Sul fronte opposto le prese di posizione dei maestri Zubin Mehta e Riccardo Chailly (dal prossimo gennaio direttore principale della Scala), che ha parlato di “grande fraintendimento” e ribadito la sua fiducia nel futuro sovrintendente. Un endorsement, quest’ultimo, che potrebbe far pendere l’ago della bilancia in favore di Pereira, la cui autodifesa si è sempre basata su due punti fondamentali.
Primo, la necessità di dover programmare con il massimo anticipo possibile le stagioni future, a cominciare dal quella cruciale del 2015. Secondo, l’eccellenza delle scelte operate, come ha dichiarato in più di un’occasione: “Ho scelto il meglio prodotto dal Festival, come per esempio I maestri cantori. Avrei potuto vendere queste mie produzioni ad altri teatri e fare più soldi. È stata la Scala a fare un affare”.
Su quest’ultimo punto Pereira è sicuramente in buona fede, forse troppa, visto che quegli spettacoli li ha fatti produrre lui.

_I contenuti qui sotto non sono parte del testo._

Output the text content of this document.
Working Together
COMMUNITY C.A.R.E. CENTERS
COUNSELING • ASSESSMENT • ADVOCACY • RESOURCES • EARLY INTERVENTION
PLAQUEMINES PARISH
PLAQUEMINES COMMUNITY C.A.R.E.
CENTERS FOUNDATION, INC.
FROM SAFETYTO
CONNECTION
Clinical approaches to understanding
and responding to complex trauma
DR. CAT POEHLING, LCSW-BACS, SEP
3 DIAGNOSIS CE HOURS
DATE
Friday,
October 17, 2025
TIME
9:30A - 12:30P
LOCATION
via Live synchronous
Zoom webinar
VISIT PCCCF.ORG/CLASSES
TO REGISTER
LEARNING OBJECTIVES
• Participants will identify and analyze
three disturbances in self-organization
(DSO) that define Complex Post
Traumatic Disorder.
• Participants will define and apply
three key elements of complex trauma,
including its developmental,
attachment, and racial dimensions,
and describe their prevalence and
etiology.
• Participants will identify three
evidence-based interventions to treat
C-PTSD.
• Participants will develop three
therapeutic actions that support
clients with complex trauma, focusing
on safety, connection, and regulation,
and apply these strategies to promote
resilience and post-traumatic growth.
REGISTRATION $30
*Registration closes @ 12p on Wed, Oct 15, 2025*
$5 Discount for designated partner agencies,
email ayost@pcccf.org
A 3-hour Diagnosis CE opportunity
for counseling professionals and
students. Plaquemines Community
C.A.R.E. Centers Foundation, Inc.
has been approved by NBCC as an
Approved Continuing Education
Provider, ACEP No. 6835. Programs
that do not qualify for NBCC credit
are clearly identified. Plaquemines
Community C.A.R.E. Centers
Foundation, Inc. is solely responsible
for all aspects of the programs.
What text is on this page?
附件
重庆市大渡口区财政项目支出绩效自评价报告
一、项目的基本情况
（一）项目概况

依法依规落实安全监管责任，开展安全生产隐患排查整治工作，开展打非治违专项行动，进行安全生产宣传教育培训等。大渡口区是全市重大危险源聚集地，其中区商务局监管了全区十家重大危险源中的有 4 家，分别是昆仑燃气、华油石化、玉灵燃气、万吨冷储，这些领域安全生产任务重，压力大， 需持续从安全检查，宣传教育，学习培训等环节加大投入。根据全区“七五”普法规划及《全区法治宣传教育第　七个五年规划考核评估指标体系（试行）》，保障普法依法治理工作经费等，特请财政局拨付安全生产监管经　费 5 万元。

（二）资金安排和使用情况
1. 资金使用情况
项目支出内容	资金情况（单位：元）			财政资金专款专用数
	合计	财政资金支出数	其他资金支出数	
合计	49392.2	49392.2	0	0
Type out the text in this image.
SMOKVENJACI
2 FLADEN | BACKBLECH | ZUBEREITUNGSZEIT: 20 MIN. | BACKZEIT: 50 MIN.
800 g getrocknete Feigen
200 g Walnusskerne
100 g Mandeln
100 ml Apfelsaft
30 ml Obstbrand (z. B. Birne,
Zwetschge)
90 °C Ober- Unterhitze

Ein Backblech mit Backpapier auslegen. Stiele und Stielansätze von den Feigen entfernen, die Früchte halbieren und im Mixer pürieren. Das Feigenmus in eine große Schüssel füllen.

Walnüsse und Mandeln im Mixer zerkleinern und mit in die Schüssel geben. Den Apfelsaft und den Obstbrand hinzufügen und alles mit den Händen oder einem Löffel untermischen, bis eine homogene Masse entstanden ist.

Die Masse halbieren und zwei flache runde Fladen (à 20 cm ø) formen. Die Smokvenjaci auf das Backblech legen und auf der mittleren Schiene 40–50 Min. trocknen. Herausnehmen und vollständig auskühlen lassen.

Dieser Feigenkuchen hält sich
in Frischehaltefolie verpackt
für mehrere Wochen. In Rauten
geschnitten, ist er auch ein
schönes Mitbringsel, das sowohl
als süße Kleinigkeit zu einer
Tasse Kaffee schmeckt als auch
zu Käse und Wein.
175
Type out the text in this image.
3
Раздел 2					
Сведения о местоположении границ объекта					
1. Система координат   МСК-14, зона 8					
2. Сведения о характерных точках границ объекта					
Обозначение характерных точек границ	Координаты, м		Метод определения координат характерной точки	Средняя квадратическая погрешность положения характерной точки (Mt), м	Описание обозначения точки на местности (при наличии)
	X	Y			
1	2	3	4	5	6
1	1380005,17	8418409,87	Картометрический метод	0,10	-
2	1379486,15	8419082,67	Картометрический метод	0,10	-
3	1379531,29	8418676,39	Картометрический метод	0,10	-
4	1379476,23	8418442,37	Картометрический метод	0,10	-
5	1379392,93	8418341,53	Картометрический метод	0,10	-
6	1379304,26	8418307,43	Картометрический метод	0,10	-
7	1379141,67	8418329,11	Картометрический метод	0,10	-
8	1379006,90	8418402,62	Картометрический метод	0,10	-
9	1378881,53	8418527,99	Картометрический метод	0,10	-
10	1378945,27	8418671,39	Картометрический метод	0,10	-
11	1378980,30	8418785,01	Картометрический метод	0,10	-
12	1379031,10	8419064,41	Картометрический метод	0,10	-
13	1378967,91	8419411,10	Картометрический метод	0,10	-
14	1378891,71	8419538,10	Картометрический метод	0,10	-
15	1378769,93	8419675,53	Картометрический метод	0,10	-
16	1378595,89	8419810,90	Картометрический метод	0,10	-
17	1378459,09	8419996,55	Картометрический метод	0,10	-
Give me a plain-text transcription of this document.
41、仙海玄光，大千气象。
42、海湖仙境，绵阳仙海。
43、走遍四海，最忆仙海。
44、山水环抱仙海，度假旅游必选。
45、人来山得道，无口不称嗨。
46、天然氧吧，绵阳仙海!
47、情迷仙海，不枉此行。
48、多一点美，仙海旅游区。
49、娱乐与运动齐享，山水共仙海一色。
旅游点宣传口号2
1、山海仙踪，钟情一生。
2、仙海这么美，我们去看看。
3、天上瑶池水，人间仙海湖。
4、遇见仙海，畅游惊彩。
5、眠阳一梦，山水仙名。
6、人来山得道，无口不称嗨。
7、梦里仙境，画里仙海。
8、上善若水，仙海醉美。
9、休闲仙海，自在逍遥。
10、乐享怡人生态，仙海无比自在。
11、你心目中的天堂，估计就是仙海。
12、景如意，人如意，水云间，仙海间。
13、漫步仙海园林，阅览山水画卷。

La sua storia di manager, quarant’anni passati ai vertici delle maggiori istituzioni europee (prima di andare a Salisburgo era all’Opera di Zurigo) suonano come una conferma, ma questo debutto italiano gli sta insegnando quanto possa essere difficile distinguere l’ingenuità dall’avventatezza. Siamo il Paese del melodramma, ma anche di Machiavelli.